The other is that the task titles update when the linked file is updated.
This is done now. You will have this functionality the next time you update your TaskChain module. Yay!
a. The first is where you finish a task and return to a list of tasks and choose your next one.
This is the default behavior for TaskChain, so you already have this. Yay!
(b) is not currently available, but I understand what you mean. Other people have requested this in the past. I have thought about implementing it as a "conditions template" which consists of [conditions for 1st task] + [conditions for middle tasks] + [conditions for last task]
Right now there are conditions and they really do provide total flexibility. I admit though that it is not something that I have my mind around. My impression from the limited discussion on this list is that few people use them. I might be wrong and should perhaps try again.
I mostly use the default where the students move back and forth from each task to a menu of the tasks. What happens is that students learn to pop into one of the tasks where they figure out answers, then they pop out and back in right away to re-do the task and get a better score repeating the process until the task has 100% before they move on to the next task. For some reason, they also don't always do the tasks in order even the the lesson design might call for that.

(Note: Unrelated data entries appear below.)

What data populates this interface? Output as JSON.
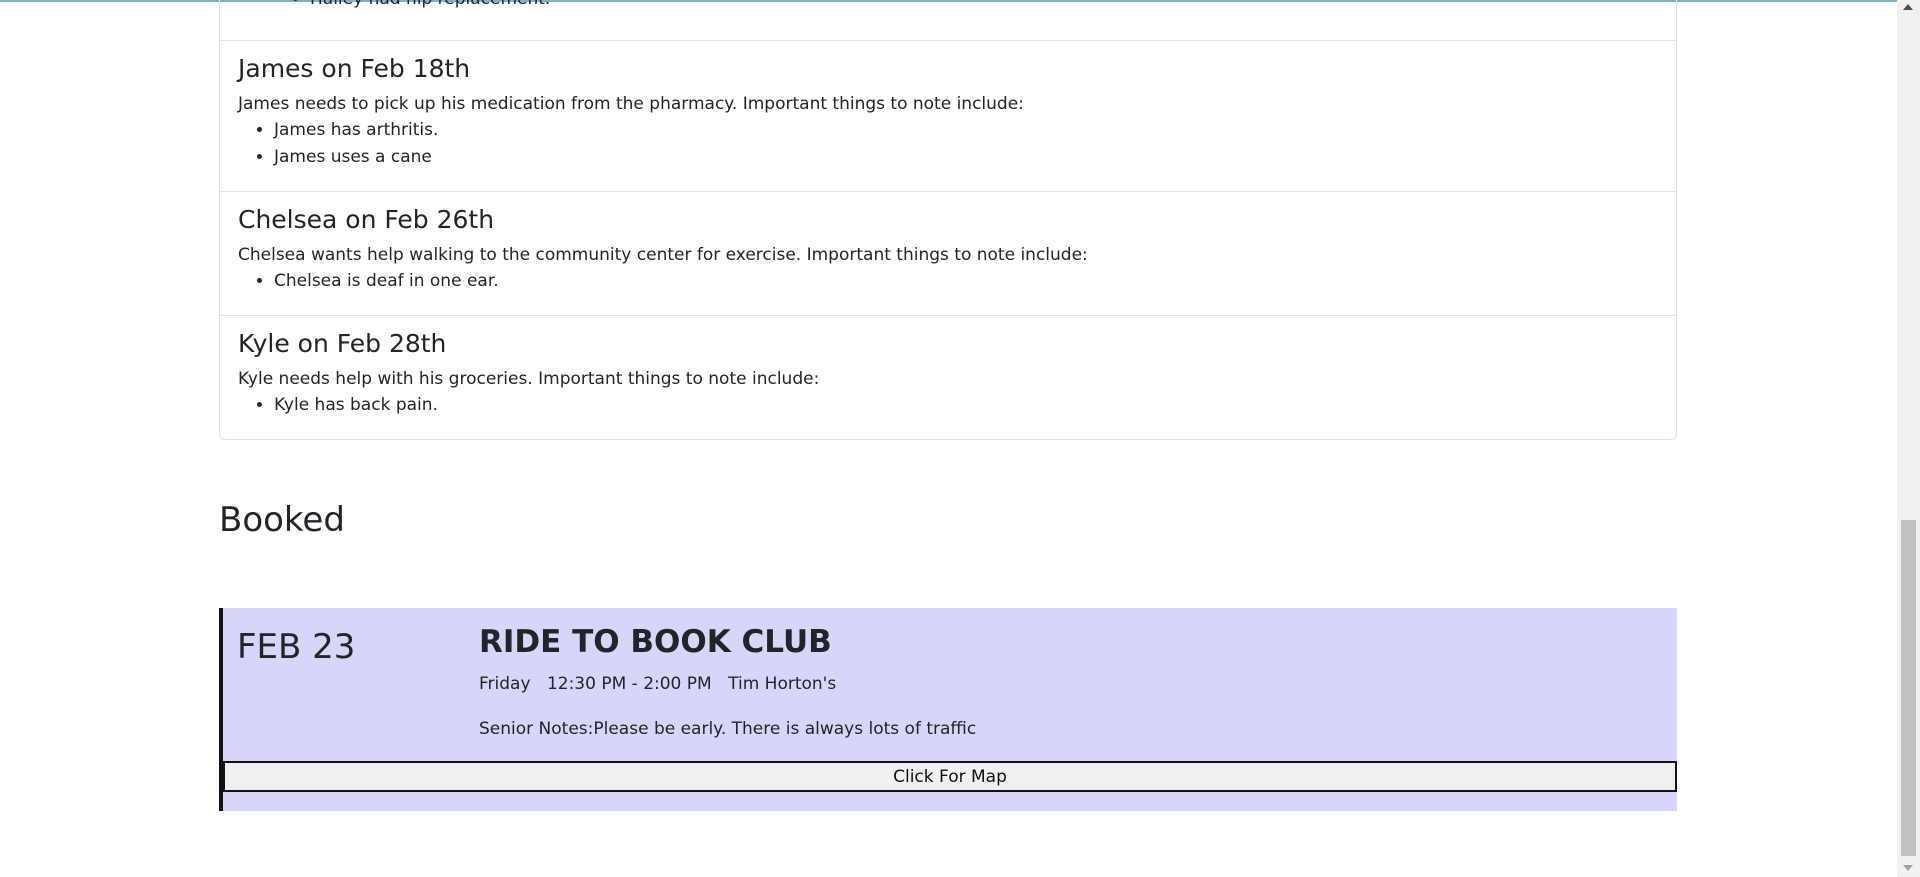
{
  "requests": [
    {
      "title": "",
      "description": "",
      "notes": [
        "Hailey had hip replacement."
      ]
    },
    {
      "title": "James on Feb 18th",
      "description": "James needs to pick up his medication from the pharmacy. Important things to note include:",
      "notes": [
        "James has arthritis.",
        "James uses a cane"
      ]
    },
    {
      "title": "Chelsea on Feb 26th",
      "description": "Chelsea wants help walking to the community center for exercise. Important things to note include:",
      "notes": [
        "Chelsea is deaf in one ear."
      ]
    },
    {
      "title": "Kyle on Feb 28th",
      "description": "Kyle needs help with his groceries. Important things to note include:",
      "notes": [
        "Kyle has back pain."
      ]
    }
  ],
  "booked": {
    "heading": "Booked",
    "card": {
      "date": "FEB 23",
      "title": "RIDE TO BOOK CLUB",
      "day": "Friday",
      "time": "12:30 PM - 2:00 PM",
      "location": "Tim Horton's",
      "notes": "Senior Notes:Please be early. There is always lots of traffic",
      "map_button": "Click For Map"
    }
  },
  "colors": {
    "card_background": "#d6d6fa",
    "card_border": "#111111",
    "top_line": "#7fb3c4"
  }
}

I imagine the hoped for scenario to be progressive or some name that suggests that. In order? Sequential? Linear? It means that the students never see a menu. They start with the first task and when they have finished or when the give up, they would be taken to the next task. So I would also imagine the following buttons:
Abandon (which would take them back to Moodle and should they re-enter, they would return to the task they were at when they abandoned),
Check (which checks their answers. Ìf they are at 100% they would be taken to the next task or out if it is the last task. It would be great if it told them which task number they were going to on the total number of tasks - so task 2 on 10, for example.)
Give Up and Continue (which sets the score for the current task and takes them to the next task. I expect that this is where some teachers might like to have conditions in that it might permit a student to breeze through all of the tasks without putting in much effort and then start a new attempt in a situation where the exercises were supposed to build on each other.)
My impression is that Quizport, back in the day, had this built in.
(c) is a new idea for me. I see what you mean. The Quiz module has this kind of navigation where you can move around to other questions. The difficulty with Hot Potatoes exercises is that they don't currently remember the "State" of the exercise, which is why when you "resume" a HotPot task you have to start at the beginning. To really make (c) work, I think we would have to sort out the difficulty of restoring an HotPot to a previous semi-complete state.
Previous may not be all that useful. Perhaps teachers that would allow it, would be inclined to use the default.
Thanks for all your work Gordon. This is an amazing tool given the rich variety of tools that it allows us to work with in chains in Moodle.